I will state the observations here and explain the intent of the code in fc250b.c below:

An overview of the clock requirements of FC can be found here: https://legend-exp.atlassian.net/wiki/download/attachments/457572382/legend-fc250b-2021-clockmodes.pdf?api=v2 which might help understand why only the timeoffset[2] field is added.

The clock mode used on site (at the moment) is what TK calls the "loosely coupled" mode. This means only the PPS (pulse per second) signal from the time box of LNGS is used, as the 10MHz is not reliably 10M peaks / second. The new box in dev should allow switching to the "strongly coupled" mode in the future, which uses the PPS and 10MHz. In both cases it's important to note, that the internal clock of the FC boards has a much higher stability than the server clock, as it's running at 250MHz after several steps of jitter cleaning (+self correction to external 10MHz) and the boards are in a temperature-controlled environment, while the server room is not actively cooled. In the loosely coupled mode, TK states, that the error on maxticks is at most 1e-7 (~20 ticks / 25000000) and better in strict mode. The numbers for CPUs are more on the order of a few 1e-6 or worse. The server itself is synchronising it's clock via NTP and the kernel code regulating the clock chip is not always smooth/monotonic (i.e. might exhibit jumps) - this depends ofc on the implementation.

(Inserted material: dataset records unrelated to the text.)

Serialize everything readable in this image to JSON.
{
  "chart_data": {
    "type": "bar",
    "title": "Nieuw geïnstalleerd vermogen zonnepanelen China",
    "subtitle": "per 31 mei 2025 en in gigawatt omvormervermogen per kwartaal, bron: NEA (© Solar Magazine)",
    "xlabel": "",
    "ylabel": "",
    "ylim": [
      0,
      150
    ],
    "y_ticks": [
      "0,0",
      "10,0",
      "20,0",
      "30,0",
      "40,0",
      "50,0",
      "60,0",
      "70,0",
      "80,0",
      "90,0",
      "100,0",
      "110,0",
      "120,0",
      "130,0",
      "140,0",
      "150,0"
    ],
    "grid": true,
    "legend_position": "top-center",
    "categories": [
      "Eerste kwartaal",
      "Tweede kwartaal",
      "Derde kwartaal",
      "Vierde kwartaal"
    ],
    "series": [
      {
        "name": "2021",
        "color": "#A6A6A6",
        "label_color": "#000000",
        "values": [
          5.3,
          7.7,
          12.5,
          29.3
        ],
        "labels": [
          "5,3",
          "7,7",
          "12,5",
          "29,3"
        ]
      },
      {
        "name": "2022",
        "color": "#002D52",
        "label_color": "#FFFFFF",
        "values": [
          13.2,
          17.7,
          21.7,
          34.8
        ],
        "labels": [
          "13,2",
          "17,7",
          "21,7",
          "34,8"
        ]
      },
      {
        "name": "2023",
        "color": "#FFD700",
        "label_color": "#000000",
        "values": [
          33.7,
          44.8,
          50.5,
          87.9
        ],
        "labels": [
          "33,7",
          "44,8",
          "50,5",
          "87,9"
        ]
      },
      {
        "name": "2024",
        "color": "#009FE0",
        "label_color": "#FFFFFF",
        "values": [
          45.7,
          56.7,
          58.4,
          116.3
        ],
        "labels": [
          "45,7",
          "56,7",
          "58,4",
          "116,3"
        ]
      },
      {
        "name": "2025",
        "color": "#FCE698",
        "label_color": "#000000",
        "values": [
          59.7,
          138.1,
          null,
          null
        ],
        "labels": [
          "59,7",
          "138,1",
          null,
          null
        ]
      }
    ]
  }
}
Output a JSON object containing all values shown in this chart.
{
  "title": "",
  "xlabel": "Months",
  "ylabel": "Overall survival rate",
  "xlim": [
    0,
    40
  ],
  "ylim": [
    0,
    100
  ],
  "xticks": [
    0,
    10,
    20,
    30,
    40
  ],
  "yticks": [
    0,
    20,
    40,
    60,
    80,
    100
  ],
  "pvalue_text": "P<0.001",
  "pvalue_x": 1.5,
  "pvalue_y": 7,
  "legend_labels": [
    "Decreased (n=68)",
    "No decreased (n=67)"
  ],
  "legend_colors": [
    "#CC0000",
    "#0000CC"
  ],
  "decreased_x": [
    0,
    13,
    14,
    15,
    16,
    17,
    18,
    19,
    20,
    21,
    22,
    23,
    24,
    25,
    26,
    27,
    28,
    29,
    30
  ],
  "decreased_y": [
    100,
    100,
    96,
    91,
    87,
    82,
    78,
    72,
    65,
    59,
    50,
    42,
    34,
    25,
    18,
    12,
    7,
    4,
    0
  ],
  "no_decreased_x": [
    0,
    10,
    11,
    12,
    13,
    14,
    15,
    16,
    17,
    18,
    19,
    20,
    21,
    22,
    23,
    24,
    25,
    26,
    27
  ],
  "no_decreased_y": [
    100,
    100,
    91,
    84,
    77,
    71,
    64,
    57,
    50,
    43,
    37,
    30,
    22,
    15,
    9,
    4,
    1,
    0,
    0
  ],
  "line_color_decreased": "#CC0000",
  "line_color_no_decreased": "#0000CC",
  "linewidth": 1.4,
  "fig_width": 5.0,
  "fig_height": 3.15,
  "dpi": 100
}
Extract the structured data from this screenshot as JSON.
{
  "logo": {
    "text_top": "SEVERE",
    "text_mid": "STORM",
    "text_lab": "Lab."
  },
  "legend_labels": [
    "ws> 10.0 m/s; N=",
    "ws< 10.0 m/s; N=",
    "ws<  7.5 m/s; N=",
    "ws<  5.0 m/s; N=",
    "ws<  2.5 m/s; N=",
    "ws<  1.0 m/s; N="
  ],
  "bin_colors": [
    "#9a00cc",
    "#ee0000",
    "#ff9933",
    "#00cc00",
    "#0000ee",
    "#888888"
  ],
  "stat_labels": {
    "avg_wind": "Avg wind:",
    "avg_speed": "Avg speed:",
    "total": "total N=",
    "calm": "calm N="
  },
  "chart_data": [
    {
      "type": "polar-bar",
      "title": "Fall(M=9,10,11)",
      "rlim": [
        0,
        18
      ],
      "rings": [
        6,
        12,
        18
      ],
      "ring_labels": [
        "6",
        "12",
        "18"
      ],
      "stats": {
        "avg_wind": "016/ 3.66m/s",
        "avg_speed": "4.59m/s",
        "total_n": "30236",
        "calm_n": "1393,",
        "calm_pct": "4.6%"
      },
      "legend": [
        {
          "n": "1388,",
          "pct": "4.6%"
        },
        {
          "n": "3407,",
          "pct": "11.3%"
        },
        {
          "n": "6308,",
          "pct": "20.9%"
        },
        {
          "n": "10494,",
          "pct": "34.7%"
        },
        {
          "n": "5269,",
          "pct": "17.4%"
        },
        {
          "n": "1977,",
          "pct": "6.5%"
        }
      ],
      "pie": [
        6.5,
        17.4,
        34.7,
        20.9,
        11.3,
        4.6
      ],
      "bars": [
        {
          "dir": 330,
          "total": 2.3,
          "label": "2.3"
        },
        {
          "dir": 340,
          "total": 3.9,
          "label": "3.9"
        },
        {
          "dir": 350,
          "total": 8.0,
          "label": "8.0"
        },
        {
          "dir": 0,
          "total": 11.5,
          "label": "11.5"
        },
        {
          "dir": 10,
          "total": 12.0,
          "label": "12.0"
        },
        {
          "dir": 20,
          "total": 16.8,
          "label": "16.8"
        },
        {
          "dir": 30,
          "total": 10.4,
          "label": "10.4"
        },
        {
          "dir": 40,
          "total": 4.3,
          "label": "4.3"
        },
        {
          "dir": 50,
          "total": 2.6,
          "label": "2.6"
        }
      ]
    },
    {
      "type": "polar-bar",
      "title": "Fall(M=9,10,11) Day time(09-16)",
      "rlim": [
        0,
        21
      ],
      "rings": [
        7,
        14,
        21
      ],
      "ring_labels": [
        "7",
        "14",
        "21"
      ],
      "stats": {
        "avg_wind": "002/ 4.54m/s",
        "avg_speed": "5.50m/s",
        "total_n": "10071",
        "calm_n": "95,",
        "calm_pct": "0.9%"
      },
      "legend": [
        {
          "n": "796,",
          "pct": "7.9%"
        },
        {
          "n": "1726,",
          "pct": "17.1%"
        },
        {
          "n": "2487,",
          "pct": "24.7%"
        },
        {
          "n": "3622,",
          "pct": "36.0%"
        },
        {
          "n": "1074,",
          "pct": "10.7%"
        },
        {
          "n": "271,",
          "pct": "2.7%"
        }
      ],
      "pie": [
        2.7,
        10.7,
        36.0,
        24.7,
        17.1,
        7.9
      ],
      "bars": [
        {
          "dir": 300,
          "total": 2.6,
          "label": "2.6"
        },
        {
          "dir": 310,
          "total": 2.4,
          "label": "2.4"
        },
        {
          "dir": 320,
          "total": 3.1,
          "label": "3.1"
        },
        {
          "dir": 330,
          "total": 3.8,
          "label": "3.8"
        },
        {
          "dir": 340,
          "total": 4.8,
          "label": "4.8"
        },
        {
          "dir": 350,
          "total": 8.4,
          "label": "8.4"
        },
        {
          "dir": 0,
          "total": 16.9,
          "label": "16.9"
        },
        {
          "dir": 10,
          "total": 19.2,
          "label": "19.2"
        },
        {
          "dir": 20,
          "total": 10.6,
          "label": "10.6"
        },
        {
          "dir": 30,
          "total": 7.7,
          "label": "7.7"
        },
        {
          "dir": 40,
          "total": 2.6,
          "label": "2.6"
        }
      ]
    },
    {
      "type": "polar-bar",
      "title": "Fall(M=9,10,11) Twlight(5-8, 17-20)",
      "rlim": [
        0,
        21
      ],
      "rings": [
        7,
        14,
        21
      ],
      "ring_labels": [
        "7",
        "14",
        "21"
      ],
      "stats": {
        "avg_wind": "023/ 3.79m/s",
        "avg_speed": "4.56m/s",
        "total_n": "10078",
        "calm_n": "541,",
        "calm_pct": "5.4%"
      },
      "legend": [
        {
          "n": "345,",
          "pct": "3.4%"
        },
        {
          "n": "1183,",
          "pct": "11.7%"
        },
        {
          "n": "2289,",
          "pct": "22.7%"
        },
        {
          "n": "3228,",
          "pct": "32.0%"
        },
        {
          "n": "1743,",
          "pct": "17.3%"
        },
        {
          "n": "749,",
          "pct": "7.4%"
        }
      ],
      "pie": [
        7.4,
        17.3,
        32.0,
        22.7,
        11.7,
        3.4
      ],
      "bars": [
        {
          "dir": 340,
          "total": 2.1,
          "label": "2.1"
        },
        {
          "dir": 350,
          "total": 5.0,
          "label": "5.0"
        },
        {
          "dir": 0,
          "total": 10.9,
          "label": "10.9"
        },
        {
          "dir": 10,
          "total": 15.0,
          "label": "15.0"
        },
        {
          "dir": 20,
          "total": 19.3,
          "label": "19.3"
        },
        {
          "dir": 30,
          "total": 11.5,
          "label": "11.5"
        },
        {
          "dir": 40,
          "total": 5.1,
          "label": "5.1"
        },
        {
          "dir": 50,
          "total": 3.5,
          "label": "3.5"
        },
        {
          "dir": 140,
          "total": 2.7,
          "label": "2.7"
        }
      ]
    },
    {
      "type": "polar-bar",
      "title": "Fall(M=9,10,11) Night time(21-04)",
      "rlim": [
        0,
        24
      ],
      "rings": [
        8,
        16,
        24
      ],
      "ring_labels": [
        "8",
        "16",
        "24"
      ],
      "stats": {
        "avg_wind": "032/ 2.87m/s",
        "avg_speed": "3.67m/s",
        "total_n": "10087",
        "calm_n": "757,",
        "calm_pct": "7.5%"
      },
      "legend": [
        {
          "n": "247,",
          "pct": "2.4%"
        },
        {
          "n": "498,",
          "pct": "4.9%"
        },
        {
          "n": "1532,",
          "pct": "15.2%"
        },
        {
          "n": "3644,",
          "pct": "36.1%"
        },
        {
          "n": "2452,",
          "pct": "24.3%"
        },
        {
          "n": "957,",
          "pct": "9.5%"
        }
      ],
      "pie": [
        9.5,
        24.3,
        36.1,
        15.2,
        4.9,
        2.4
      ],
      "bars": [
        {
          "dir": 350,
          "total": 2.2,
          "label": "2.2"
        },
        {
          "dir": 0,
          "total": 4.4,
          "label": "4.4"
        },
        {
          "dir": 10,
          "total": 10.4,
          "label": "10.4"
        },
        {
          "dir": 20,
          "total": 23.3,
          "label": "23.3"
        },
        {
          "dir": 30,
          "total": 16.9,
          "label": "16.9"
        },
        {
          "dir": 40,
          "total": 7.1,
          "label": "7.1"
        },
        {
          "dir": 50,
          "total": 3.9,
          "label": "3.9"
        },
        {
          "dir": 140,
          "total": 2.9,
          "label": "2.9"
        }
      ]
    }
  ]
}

In the best case scenario, the PPS fed to the boards from GPS is aligned with the PPS from NTP for the server, and all that is needed to calculate the offset from runtime to eventtime is stored in the timeoffset[2] field. If both clocks (server and boards) start drifting away from each other too much, it's up to the DAQ and Analysis to decide how to react. The readout-fc250b program is given a -gps <maxdeltatime_us>,<gps_mode> flag, which Orca does set. If the offset from a status readout is getting larger than the <maxdeltatime_us> value, the readout program will start printing warnings, but continuing to read out. This delta is stored in timeoffset[3] in us relative to the nearest PPS of the server clock, and stored as absolute value in timeoffset[4] and should probably be used to flag data quality in the analysis.

Unfortunately I do not now what the <maxdeltatime_us> value on site is set to at the moment.

When examining the fc250b.c code, one can see that the gpsoffset value is calculated with floor(timeoffset+0.25) which might seem odd. It's implicitly assumed that timeoffset[4] is checked and that <maxdeltatime_us> is less than 250ms. This allows for a drift of +-250ms of the server time around the FC PPS, and that any drift is less than 500ms / getstatustime() - with status being checked once per second. Otherwise the timeoffset[2] field might show jumps. This can be crosschecked by recovering the server offset with timeoffset[0] + timeoffset[1]*1e-6.

Sorry for the verbose comment, I thought being detailed might be more helpful, even though some might be aware of this already.